North Korea has become a significant figure in the global cybercriminal world as its army of hacker continue to breach financial institutions and cryptocurrency exchanges.
The Asian country has been isolated from legitimate global financial systems, thus encouraging the regime to rely on illicit activities for sustenance. Apart from drug trafficking and counterfeiting, it is reported that the dictatorship has facilitated a host of digital bank heists.
A global security report by the U.N. Security Council’s Panel of Experts provided a foreground on the major role played by North Korean actors in international cybercriminal activity with indications linking the army of hackers to a series of cryptocurrency money laundering cases.
In highlight, the report estimated that North Korean actors have succeeded in stealing more than $2bn, with the funds being directed to funding the regime’s weapons programs.
According to the experts, the North Korean affinity to cyberattacks has been inferred to be an opportunity for the country’s regime to evade the spate of sanctions levelled against the isolated state. The significance of hacking campaigns is well represented by the fact that cybercriminal attacks offer potentially great financial rewards for minimal resource investment.
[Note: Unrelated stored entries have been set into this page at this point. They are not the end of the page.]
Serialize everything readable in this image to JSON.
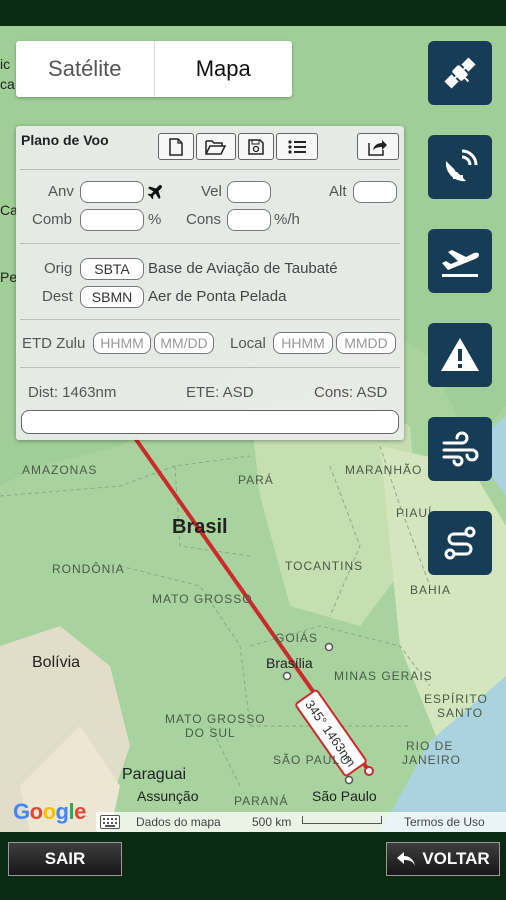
{
  "map_type": {
    "satellite": "Satélite",
    "map": "Mapa"
  },
  "plan": {
    "title": "Plano de Voo",
    "anv_label": "Anv",
    "vel_label": "Vel",
    "alt_label": "Alt",
    "comb_label": "Comb",
    "comb_unit": "%",
    "cons_label": "Cons",
    "cons_unit": "%/h",
    "orig_label": "Orig",
    "orig_code": "SBTA",
    "orig_name": "Base de Aviação de Taubaté",
    "dest_label": "Dest",
    "dest_code": "SBMN",
    "dest_name": "Aer de Ponta Pelada",
    "etd_label": "ETD Zulu",
    "etd_time_placeholder": "HHMM",
    "etd_date_placeholder": "MM/DD",
    "local_label": "Local",
    "local_time_placeholder": "HHMM",
    "local_date_placeholder": "MMDD",
    "dist": "Dist: 1463nm",
    "ete": "ETE: ASD",
    "cons": "Cons: ASD"
  },
  "route": {
    "label": "345° 1463nm"
  },
  "map_labels": {
    "amazonas": "AMAZONAS",
    "para": "PARÁ",
    "maranhao": "MARANHÃO",
    "piaui": "PIAUÍ",
    "brasil": "Brasil",
    "rondonia": "RONDÔNIA",
    "tocantins": "TOCANTINS",
    "bahia": "BAHIA",
    "mato_grosso": "MATO GROSSO",
    "goias": "GOIÁS",
    "bolivia": "Bolívia",
    "brasilia": "Brasília",
    "minas_gerais": "MINAS GERAIS",
    "espirito_santo_1": "ESPÍRITO",
    "espirito_santo_2": "SANTO",
    "mato_grosso_sul_1": "MATO GROSSO",
    "mato_grosso_sul_2": "DO SUL",
    "rio_1": "RIO DE",
    "rio_2": "JANEIRO",
    "sao_paulo_state": "SÃO PAULO",
    "paraguai": "Paraguai",
    "assuncao": "Assunção",
    "sao_paulo": "São Paulo",
    "parana": "PARANÁ",
    "edge_1": "ic",
    "edge_2": "ca",
    "edge_3": "Ca",
    "edge_4": "Pe"
  },
  "attribution": {
    "google": "Google",
    "data": "Dados do mapa",
    "scale": "500 km",
    "terms": "Termos de Uso"
  },
  "side_icons": [
    "satellite-icon",
    "radar-icon",
    "takeoff-icon",
    "warning-icon",
    "wind-icon",
    "route-icon"
  ],
  "buttons": {
    "exit": "SAIR",
    "back": "VOLTAR"
  }
}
Interest in Crypto and a Mega Bank Heist
Recent years have seen a shift in North Korean interest to cryptocurrency as evidenced by its long list of hacking schemes targeting cryptocurrency exchanges. A recent press release by ESTsecurity said that the North Korean Group Lazarus has begun targeting crypto firms with attacks being carried across the world.
Nonetheless, even as North Korean actors remain active amid the current global public health crisis, none of the recent hacking cases can match North Korea’s most brazen cyber heist.
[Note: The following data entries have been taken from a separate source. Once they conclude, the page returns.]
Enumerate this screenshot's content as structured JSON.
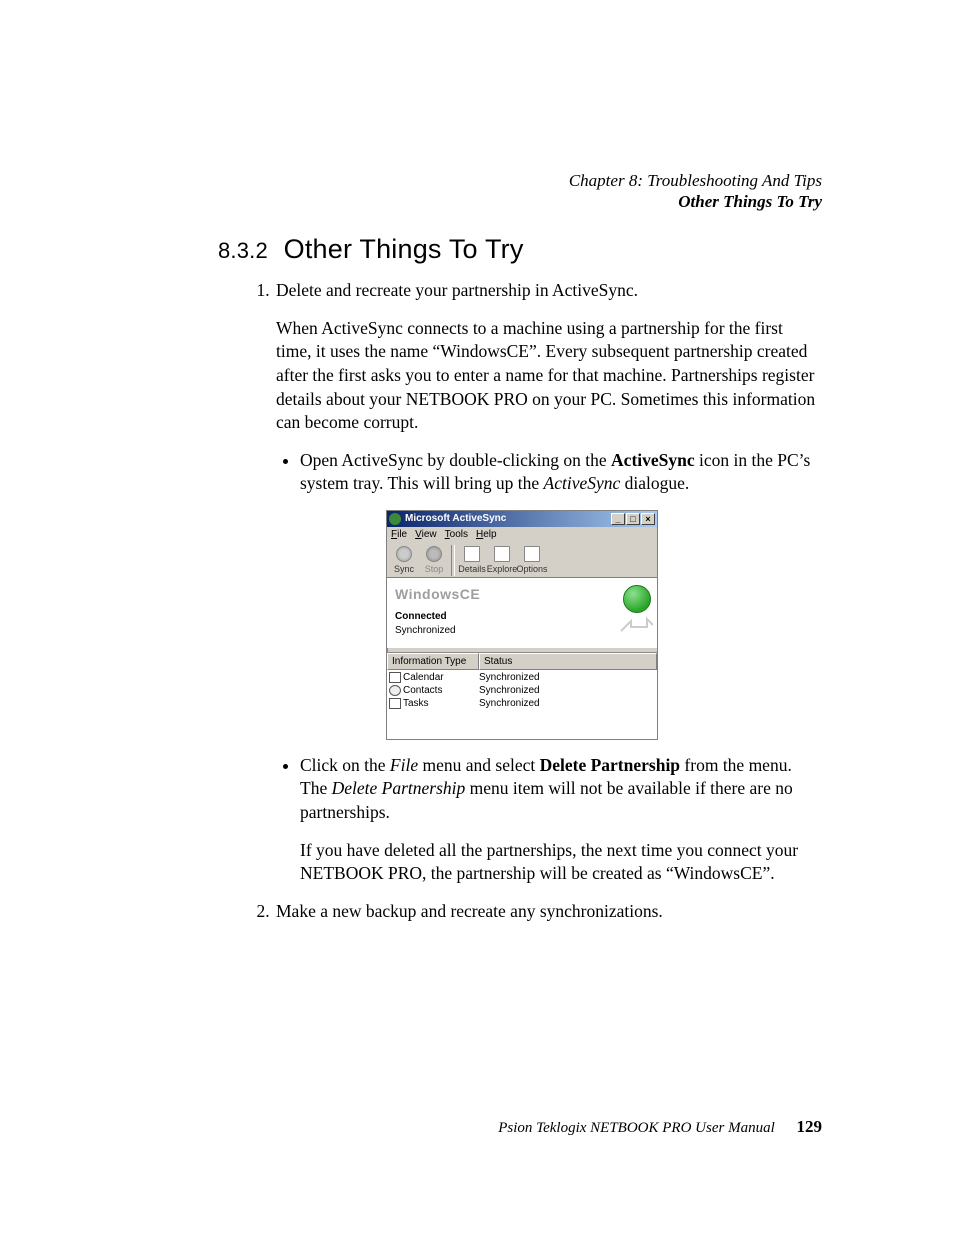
{
  "header": {
    "chapter": "Chapter 8:  Troubleshooting And Tips",
    "section_title": "Other Things To Try"
  },
  "heading": {
    "number": "8.3.2",
    "title": "Other Things To Try"
  },
  "content": {
    "step1_lead": "Delete and recreate your partnership in ActiveSync.",
    "step1_para": "When ActiveSync connects to a machine using a partnership for the first time, it uses the name “WindowsCE”. Every subsequent partnership created after the first asks you to enter a name for that machine. Partnerships register details about your NETBOOK PRO on your PC. Sometimes this information can become corrupt.",
    "bullet1_a": "Open ActiveSync by double-clicking on the ",
    "bullet1_b": "ActiveSync",
    "bullet1_c": " icon in the PC’s system tray. This will bring up the ",
    "bullet1_d": "ActiveSync",
    "bullet1_e": " dialogue.",
    "bullet2_a": "Click on the ",
    "bullet2_b": "File",
    "bullet2_c": " menu and select ",
    "bullet2_d": "Delete Partnership",
    "bullet2_e": " from the menu. The ",
    "bullet2_f": "Delete Partnership",
    "bullet2_g": " menu item will not be available if there are no partnerships.",
    "bullet2_para": "If you have deleted all the partnerships, the next time you connect your NETBOOK PRO, the partnership will be created as “WindowsCE”.",
    "step2": "Make a new backup and recreate any synchronizations."
  },
  "dialog": {
    "title": "Microsoft ActiveSync",
    "menus": [
      "File",
      "View",
      "Tools",
      "Help"
    ],
    "toolbar": [
      {
        "label": "Sync",
        "icon": "sync",
        "disabled": false
      },
      {
        "label": "Stop",
        "icon": "stop",
        "disabled": true
      },
      {
        "label": "Details",
        "icon": "doc",
        "disabled": false
      },
      {
        "label": "Explore",
        "icon": "mag",
        "disabled": false
      },
      {
        "label": "Options",
        "icon": "opt",
        "disabled": false
      }
    ],
    "device_name": "WindowsCE",
    "conn_state": "Connected",
    "sync_state": "Synchronized",
    "columns": [
      "Information Type",
      "Status"
    ],
    "rows": [
      {
        "icon": "cal",
        "type": "Calendar",
        "status": "Synchronized"
      },
      {
        "icon": "con",
        "type": "Contacts",
        "status": "Synchronized"
      },
      {
        "icon": "tsk",
        "type": "Tasks",
        "status": "Synchronized"
      }
    ]
  },
  "footer": {
    "manual": "Psion Teklogix NETBOOK PRO User Manual",
    "page": "129"
  }
}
In the year 2016, North Korean hackers employed the SWIFT credentials belonging to employees of the Bangladeshi Central Bank in breaching the institution’s networks. The critical data was used to send a series of funds transfer requests to the Federal Reserve Bank of New York.
The hackers succeeded to steal $81m from the banking institution’s accounts but failed to haul a targeted $1bn when Deutsche Bank and the Federal Reserve System detected the suspicious activity. Reportedly, a spelling mistake prevented the hackers from making away with $851m. Deutsche Bank spotted the blunder as one of the payment requests were linked to a fictional organization called “fandation” rather than “foundation”.
North Korean Hacking Stealth
Cybersecurity experts have noted the stealthy nature of North Korean hacker activities, and warned stakeholders against underestimating their capabilities.
It turns out that, for a very long time, governments and organizations have likened North Korean hacking attacks to traditional “smash and grab raids” – often involving the breaching of corporate and government networks to steal as much money as possible before disappearing into thin air.
Well, reports indicate that the North Korean cybercriminals of today have expanded their capacities to assume a series of more sophisticated structures. The significant advancement also follows in the manner in which threat actors behave after a successful hacking campaign – the army of hackers is now known to cover up their tracks pretty well as soon as they have made their kill.
The above discovery has been echoed in an article by F-Secure Consulting who have reflected on the wealth of evidence showing just how North Korean attackers have become exceptionally effective at their craft. Instead of the usual seizing of cryptocurrency and fleeing, they have perfected the art of eliminating any existing evidence that would be linked to North Korea after law enforcement investigations.
As it stands, the biggest concern for cybersecurity experts remains to be the securing of corporate and government networks amid a rather imminent global cyber threat – the North Korean cyber army.